- Plan: Describe best practices to manage your data throughout the data life cycle
- Outline project and prepare a DMP.
- Outline nature, scope, and scale of project.
- Use a data life cycle planning template.
- Ensure legal/ethical/institutional compliance.
- Revise throughout the project as necessary.
- Create: Process of creating/collecting data
- Create data using transparent and meaningful naming conventions.
- Create project ID as file prefix.
- Develop relatable variable names.
- Create a document outlining details of data.
- Process: Act of organizing, cleaning, and securely storing your data
- Describe each variable.
- Document file naming and version control decisions.
- Clean dataset.
- Develop a secure protocol for transferring sensitive data.
- Anonymize data where necessary.
- Ensure variable names are clear.
- Preserve copy of raw data.
- Clean and validate data.
- Analyse: The process of detailing decisions made during analysis and the justification for them
- Keep notes regarding software used and reasons for analysis decisions.
- Document process.
- Document known data issues.
- Document transformations using coding/versioning.
- Share: The process of sharing findings at the end of the research project
- Identify suitable vehicles to share findings.

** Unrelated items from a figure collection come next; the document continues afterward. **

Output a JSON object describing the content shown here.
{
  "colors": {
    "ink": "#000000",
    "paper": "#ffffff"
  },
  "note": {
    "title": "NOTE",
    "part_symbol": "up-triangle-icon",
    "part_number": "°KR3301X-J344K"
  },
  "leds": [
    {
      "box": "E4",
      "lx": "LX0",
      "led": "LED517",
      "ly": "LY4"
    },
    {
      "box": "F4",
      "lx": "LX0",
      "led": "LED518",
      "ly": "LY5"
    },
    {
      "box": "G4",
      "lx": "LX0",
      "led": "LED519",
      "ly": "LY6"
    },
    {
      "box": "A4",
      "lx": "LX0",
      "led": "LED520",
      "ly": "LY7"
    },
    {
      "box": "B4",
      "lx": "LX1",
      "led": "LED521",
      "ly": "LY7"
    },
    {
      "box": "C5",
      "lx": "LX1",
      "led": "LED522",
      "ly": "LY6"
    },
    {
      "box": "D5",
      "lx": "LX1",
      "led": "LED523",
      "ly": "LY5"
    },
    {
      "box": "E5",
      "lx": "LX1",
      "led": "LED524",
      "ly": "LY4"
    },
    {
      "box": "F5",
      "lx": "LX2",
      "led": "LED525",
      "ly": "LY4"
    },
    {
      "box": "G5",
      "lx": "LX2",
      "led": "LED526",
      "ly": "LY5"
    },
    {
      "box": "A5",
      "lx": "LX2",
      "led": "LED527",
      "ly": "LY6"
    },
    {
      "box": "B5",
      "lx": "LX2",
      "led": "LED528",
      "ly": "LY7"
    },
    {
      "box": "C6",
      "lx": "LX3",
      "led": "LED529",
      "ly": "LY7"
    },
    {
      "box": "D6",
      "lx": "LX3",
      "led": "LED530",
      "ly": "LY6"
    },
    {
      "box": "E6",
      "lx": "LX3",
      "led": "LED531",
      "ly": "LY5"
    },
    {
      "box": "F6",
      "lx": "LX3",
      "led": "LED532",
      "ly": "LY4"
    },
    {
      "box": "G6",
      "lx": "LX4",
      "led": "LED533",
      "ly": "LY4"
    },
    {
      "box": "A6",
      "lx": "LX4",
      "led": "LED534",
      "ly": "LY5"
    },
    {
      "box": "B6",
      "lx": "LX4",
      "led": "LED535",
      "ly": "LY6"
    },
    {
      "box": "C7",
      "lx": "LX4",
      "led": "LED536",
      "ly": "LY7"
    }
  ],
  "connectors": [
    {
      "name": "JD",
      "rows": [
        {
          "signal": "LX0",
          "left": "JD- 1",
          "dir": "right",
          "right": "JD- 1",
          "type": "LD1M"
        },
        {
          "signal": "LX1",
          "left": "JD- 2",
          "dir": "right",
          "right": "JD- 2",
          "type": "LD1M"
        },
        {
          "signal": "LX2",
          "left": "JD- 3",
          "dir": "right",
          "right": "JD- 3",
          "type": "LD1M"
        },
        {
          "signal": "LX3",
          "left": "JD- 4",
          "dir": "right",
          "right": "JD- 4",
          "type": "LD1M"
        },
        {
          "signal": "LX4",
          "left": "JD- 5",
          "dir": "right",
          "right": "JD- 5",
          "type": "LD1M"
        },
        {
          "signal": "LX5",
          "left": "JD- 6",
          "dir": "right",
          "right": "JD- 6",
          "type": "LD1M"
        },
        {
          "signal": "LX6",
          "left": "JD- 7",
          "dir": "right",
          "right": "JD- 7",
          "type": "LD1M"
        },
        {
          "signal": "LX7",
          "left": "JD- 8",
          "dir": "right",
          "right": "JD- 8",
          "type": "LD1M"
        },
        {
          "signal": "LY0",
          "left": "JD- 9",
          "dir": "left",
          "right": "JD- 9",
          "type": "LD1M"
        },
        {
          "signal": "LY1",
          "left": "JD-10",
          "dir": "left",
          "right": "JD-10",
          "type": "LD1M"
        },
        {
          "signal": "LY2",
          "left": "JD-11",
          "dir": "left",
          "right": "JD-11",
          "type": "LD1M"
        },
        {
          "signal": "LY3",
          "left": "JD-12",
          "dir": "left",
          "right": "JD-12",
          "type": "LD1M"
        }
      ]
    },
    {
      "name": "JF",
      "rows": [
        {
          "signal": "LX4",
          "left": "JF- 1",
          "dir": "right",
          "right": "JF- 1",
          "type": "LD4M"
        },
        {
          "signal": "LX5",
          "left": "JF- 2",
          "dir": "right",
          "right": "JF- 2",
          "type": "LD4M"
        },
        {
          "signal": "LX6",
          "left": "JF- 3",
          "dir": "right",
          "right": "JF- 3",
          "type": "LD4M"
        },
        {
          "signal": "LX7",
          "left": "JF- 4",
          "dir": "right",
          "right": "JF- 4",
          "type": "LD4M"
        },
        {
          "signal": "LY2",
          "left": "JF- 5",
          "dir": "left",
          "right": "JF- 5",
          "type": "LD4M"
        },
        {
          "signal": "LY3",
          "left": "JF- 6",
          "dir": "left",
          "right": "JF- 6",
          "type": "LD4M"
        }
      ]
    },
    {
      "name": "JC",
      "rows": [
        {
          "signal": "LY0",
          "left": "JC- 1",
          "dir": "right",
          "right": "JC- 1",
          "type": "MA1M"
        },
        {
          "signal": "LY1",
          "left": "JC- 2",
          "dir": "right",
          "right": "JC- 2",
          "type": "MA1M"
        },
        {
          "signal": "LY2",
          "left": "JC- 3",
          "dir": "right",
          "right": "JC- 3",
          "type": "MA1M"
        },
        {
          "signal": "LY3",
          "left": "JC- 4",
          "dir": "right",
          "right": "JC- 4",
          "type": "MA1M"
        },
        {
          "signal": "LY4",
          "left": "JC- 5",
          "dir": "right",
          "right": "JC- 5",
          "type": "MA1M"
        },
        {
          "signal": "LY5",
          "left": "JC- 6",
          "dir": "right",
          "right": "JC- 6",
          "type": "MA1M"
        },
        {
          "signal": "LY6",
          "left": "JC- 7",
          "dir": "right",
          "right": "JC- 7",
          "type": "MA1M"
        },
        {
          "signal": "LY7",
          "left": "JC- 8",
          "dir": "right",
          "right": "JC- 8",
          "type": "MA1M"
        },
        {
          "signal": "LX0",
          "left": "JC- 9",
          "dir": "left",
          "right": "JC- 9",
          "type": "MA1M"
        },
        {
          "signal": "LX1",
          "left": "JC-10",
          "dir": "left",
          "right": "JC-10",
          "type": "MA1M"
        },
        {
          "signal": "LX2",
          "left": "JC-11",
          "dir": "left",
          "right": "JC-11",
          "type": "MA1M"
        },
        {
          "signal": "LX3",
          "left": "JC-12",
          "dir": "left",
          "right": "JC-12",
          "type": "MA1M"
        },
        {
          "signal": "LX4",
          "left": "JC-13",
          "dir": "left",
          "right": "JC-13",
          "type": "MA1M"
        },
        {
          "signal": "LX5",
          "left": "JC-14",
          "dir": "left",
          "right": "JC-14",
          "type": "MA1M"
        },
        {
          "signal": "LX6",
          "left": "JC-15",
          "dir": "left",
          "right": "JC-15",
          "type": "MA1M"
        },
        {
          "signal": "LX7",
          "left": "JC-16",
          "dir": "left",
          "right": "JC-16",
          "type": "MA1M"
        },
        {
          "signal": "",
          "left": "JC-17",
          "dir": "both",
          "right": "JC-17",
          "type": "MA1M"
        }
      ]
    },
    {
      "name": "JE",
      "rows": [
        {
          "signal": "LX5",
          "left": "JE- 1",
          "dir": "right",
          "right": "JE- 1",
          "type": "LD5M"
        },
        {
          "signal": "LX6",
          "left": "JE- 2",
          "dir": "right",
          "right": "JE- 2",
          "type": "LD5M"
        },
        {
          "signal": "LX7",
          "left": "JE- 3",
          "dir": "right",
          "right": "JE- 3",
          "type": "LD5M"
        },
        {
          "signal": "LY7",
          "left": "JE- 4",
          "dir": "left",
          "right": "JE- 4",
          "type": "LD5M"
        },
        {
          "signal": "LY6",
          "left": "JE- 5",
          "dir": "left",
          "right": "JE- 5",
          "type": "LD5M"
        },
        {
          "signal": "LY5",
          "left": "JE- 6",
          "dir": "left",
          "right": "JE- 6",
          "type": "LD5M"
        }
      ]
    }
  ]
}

- Determine how to advise the research community of work/findings.
- Preserve: The process of ensuring measures are in place for long-term access
- Identify data with long-term value.
- Determine what iterations of data development should be preserved.
- Abide by obligations to finding bodies, and the law
- Ensure documentation and metadata are complete.
- Select a well-established reputable repository.
- Reuse: The process of creating a plan to prepare data for reuse
- Decide whether all or part of data will be made available.
- Identify legal, funding, and institutional restrictions or requirements that might influence data reuse.
- Gather all documentation necessary to reuse the data at a later date.
- Consider necessary restrictions to reuse.